Salah satu yang sempat mencuat adalah tampilnya kembali buku ‘God Delusion’ (terbit tahun 2013) karya Richard Dawkins ke permukaan. Buku ini diresensi lalu dibincang–salah satunya oleh F. Budi Hardiman, dosen STF Driyarkara. Utamanya karena buku ini tidak saja menantang para teolog, tetapi juga kita semua untuk membuktikan kebenaran keyakinan kita kepada Tuhan.
God Delusion: Sebuah Gugatan
God Delusion menggugat kebiasaan yang berlangsung di masyarakat beragama, yakni yakin dulu baru tahu. Mestinya, sebelum meyakini kebenaran sesuatu–termasuk agama–harus mengetahuinya terlebih dahulu. Inilah sasaran empuk Dawkins, mengapa mesti meyakini hal-hal yang tidak terbukti kebenarannya?
Buku Dawkins itu terdiri dari sepuluh bab. Menurut saya, ada dua bab yang paling menggebuki (penganut) agama dengan begitu keras. Yakni (bab 2) hipotesa-hipotesa Tuhan, dan (bab 4) mengapa hampir pasti tidak ada Tuhan.
Pada bab 2, Dawkins mempersoalkan klaim pembuktian agama, “Demikian juga, sekalipun pertanyaan itu adalah pertanyaan yang nyata, kenyataan bahwa sains tidak dapat menjawabnya tidak mengandaikan bahwa agama bisa menjawabnya.” (hal. 73)
Bab 4 juga mengajukan gugatan serupa: “Perdebatan tersebut bertumpu pada logika salah yang sama sebagaimana strategi ‘Tuhan Gap’ (‘the God of the Gaps‘) yang dikecam oleh teolog Dietrich Bonhoeffer. Kaum kreasionis sangat suka mencari suatu gap yang ada dalam pengetahuan atau pemahaman yang ada sekarang ini. Jika apa yang tampak sebagai suatu gap ditemukan, diasumsikan bahwa Tuhan secara otomatis pasti mengisinya.
Apa yang mencemaskan para teolog yang cerdas seperti Bonhoeffer adalah bahwa gap akan semakin sedikit ketika sains semakin maju, dan Tuhan pada akhirnya terancam tidak melakukan apa-apa dan tidak ada tempat bersembunyi.” (164).
Celah Keberadaan Tuhan
Orang-orang beragama menjadikan ketidakmampuan ilmu pengetahuan dalam mengungkap hal-hal tertentu, sebagai argumentasi kebenaran agama. Misalnya, mengapa ada satu masjid yang kokoh berdiri tak tersapu tsunami di Kelurahan Pantoloan, sebelah utara lembah Palu? Padahal di sekelilingnya rumah-rumah hancur.
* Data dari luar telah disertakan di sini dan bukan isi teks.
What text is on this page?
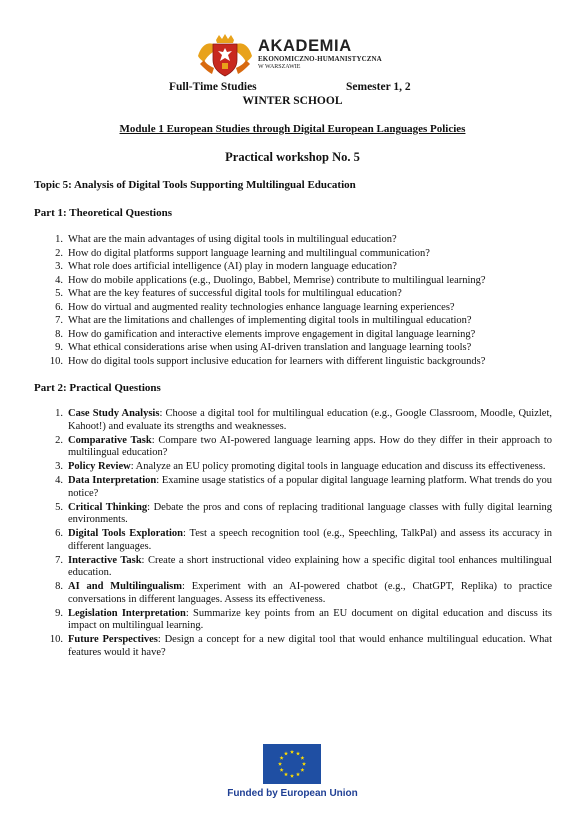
AKADEMIA
EKONOMICZNO-HUMANISTYCZNA
W WARSZAWIE
Full-Time Studies	Semester 1, 2
WINTER SCHOOL
Module 1 European Studies through Digital European Languages Policies
Practical workshop No. 5
Topic 5: Analysis of Digital Tools Supporting Multilingual Education
Part 1: Theoretical Questions
1. What are the main advantages of using digital tools in multilingual education?
2. How do digital platforms support language learning and multilingual communication?
3. What role does artificial intelligence (AI) play in modern language education?
4. How do mobile applications (e.g., Duolingo, Babbel, Memrise) contribute to multilingual learning?
5. What are the key features of successful digital tools for multilingual education?
6. How do virtual and augmented reality technologies enhance language learning experiences?
7. What are the limitations and challenges of implementing digital tools in multilingual education?
8. How do gamification and interactive elements improve engagement in digital language learning?
9. What ethical considerations arise when using AI-driven translation and language learning tools?
10. How do digital tools support inclusive education for learners with different linguistic backgrounds?
Part 2: Practical Questions
1. Case Study Analysis: Choose a digital tool for multilingual education (e.g., Google Classroom, Moodle, Quizlet, Kahoot!) and evaluate its strengths and weaknesses.
2. Comparative Task: Compare two AI-powered language learning apps. How do they differ in their approach to multilingual education?
3. Policy Review: Analyze an EU policy promoting digital tools in language education and discuss its effectiveness.
4. Data Interpretation: Examine usage statistics of a popular digital language learning platform. What trends do you notice?
5. Critical Thinking: Debate the pros and cons of replacing traditional language classes with fully digital learning environments.
6. Digital Tools Exploration: Test a speech recognition tool (e.g., Speechling, TalkPal) and assess its accuracy in different languages.
7. Interactive Task: Create a short instructional video explaining how a specific digital tool enhances multilingual education.
8. AI and Multilingualism: Experiment with an AI-powered chatbot (e.g., ChatGPT, Replika) to practice conversations in different languages. Assess its effectiveness.
9. Legislation Interpretation: Summarize key points from an EU document on digital education and discuss its impact on multilingual learning.
10. Future Perspectives: Design a concept for a new digital tool that would enhance multilingual education. What features would it have?
Funded by European Union
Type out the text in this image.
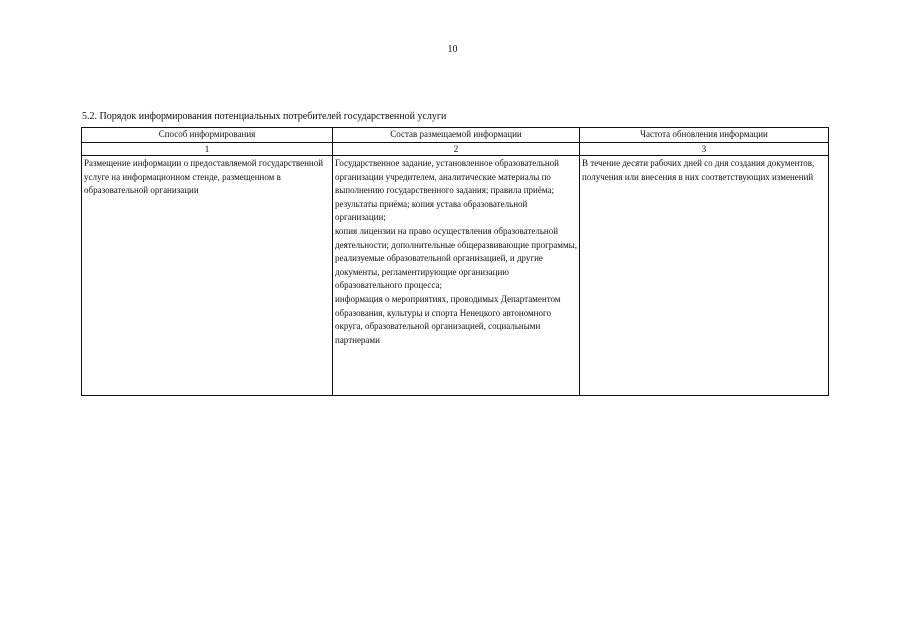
10
5.2. Порядок информирования потенциальных потребителей государственной услуги
Способ информирования	Состав размещаемой информации	Частота обновления информации
1	2	3
Размещение информации о предоставляемой государственной услуге на информационном стенде, размещенном в образовательной организации	Государственное задание, установленное образовательной организации учредителем, аналитические материалы по выполнению государственного задания; правила приёма;
результаты приёма; копия устава образовательной организации;
копия лицензии на право осуществления образовательной деятельности; дополнительные общеразвивающие программы, реализуемые образовательной организацией, и другие документы, регламентирующие организацию образовательного процесса;
информация о мероприятиях, проводимых Департаментом образования, культуры и спорта Ненецкого автономного округа, образовательной организацией, социальными партнерами	В течение десяти рабочих дней со дня создания документов, получения или внесения в них соответствующих изменений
Sains tak dapat menjelaskannya (atau barangkali belum ada ilmuan yang bisa menjelaskan) mengapa bisa begitu. Lantas kita diharuskan untuk memandang sains bukan segalanya, dan inilah bukti kebenaran agama.
Prof. Philips Liu Li-fan, pakar geologi waktu itu heran, mengapa sesar geser vertikal berlawanan bisa menimbulkan tsunami di Teluk Palu? Walau diguncang gempa yang kencang, sesar seperti itu tak akan menimbulkan tsunami. Di teluk pulak. Biasanya tsunami terjadi di pantai lepas. Mustahil bisa terjadi di teluk.
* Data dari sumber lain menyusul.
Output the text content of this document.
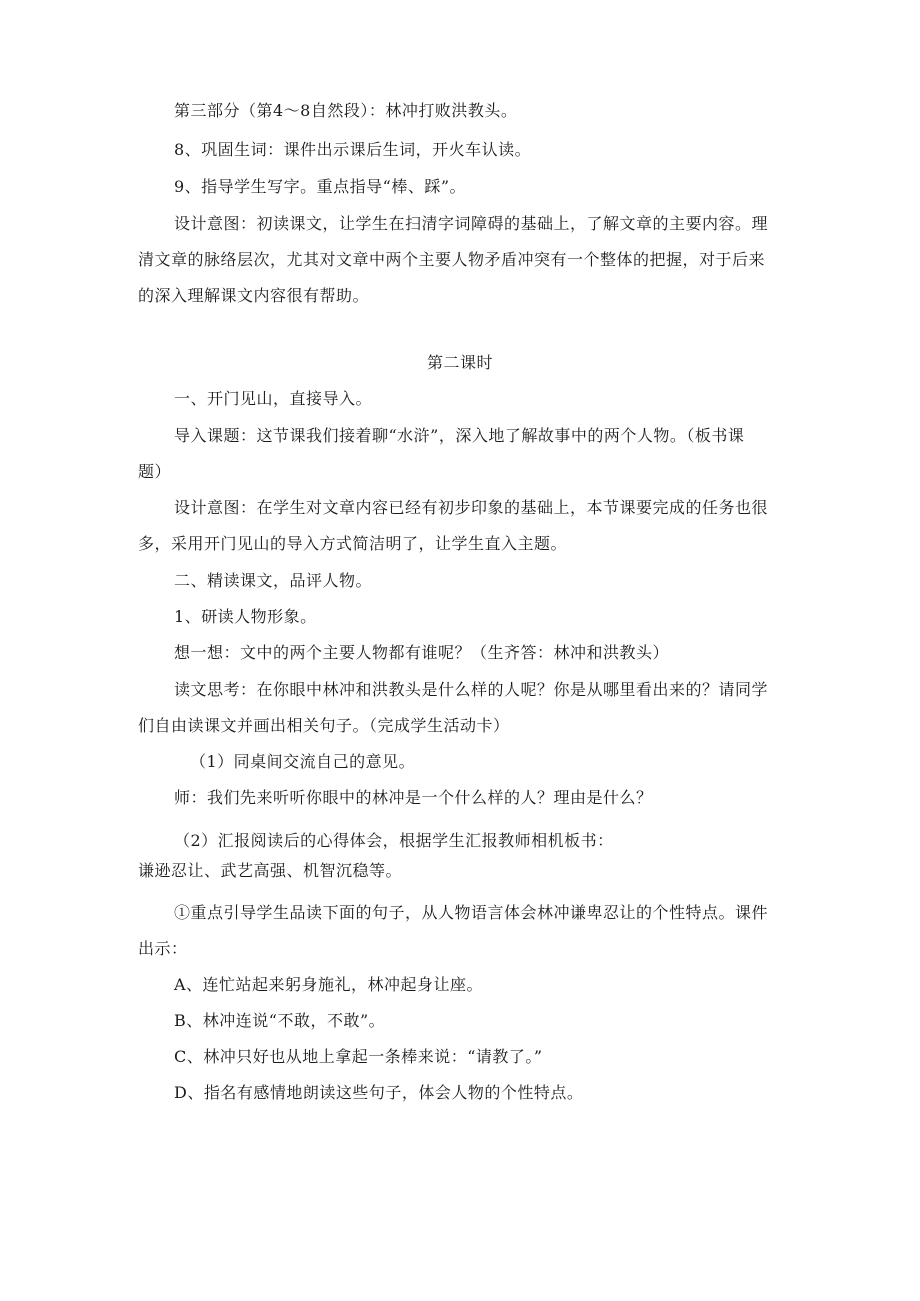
第三部分（第4～8自然段）：林冲打败洪教头。

8、巩固生词：课件出示课后生词，开火车认读。

9、指导学生写字。重点指导“棒、踩”。

设计意图：初读课文，让学生在扫清字词障碍的基础上，了解文章的主要内容。理

清文章的脉络层次，尤其对文章中两个主要人物矛盾冲突有一个整体的把握，对于后来

的深入理解课文内容很有帮助。

第二课时

一、开门见山，直接导入。

导入课题：这节课我们接着聊“水浒”，深入地了解故事中的两个人物。（板书课

题）

设计意图：在学生对文章内容已经有初步印象的基础上，本节课要完成的任务也很

多，采用开门见山的导入方式简洁明了，让学生直入主题。

二、精读课文，品评人物。

1、研读人物形象。

想一想：文中的两个主要人物都有谁呢？（生齐答：林冲和洪教头）

读文思考：在你眼中林冲和洪教头是什么样的人呢？你是从哪里看出来的？请同学

们自由读课文并画出相关句子。（完成学生活动卡）

（1）同桌间交流自己的意见。

师：我们先来听听你眼中的林冲是一个什么样的人？理由是什么？

（2）汇报阅读后的心得体会，根据学生汇报教师相机板书：

谦逊忍让、武艺高强、机智沉稳等。

①重点引导学生品读下面的句子，从人物语言体会林冲谦卑忍让的个性特点。课件

出示：

A、连忙站起来躬身施礼，林冲起身让座。

B、林冲连说“不敢，不敢”。

C、林冲只好也从地上拿起一条棒来说：“请教了。”

D、指名有感情地朗读这些句子，体会人物的个性特点。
Baiklah, Prof. Philips mendapatkan jawabannya, yakni terjadi longsoran di bagian luar teluk. Itulah yang menyebabkan tsunami menjilati sepanjang pantai di Teluk Palu yang membentuk leter ‘U’ itu. Tetapi jarak longsoran dengan bibir pantai, jika diandaikan dengan kecepatan air 800 kilometer perjam, niscaya akan memakan waktu antara 8 sampai 13 menit. Begitulah komentar pakar kebencanaan Kota Palu Dr. Abdullah, MT., sewaktu membahas hal ini di salah satu warkop yang ada di Kota Palu.
Kenyataannya, dari video-video amatir yang merekam kejadian, gelombang tsunami sudah menyapu daratan pantai Talise (titik terjauh dari longsoran) hanya berselang 2 atau 3 menit setelah gempa hebat 7,4 Skala Richter mengguncang tanah Pasigala (Palu, Sigi, Parigi-Moutong, Donggala).
Kejadian yang menyelisihi prediksi sains, olehnya disimpulkan bahwa ini bukan lagi fenomena sains biasa. Melainkan Tuhan sudah turut campur tangan dalam musibah itu. ‘Jika Tuhan sudah berkehendak, apapun tak ada yang mampu menghalangi’. Termasuk sains. Benarkah?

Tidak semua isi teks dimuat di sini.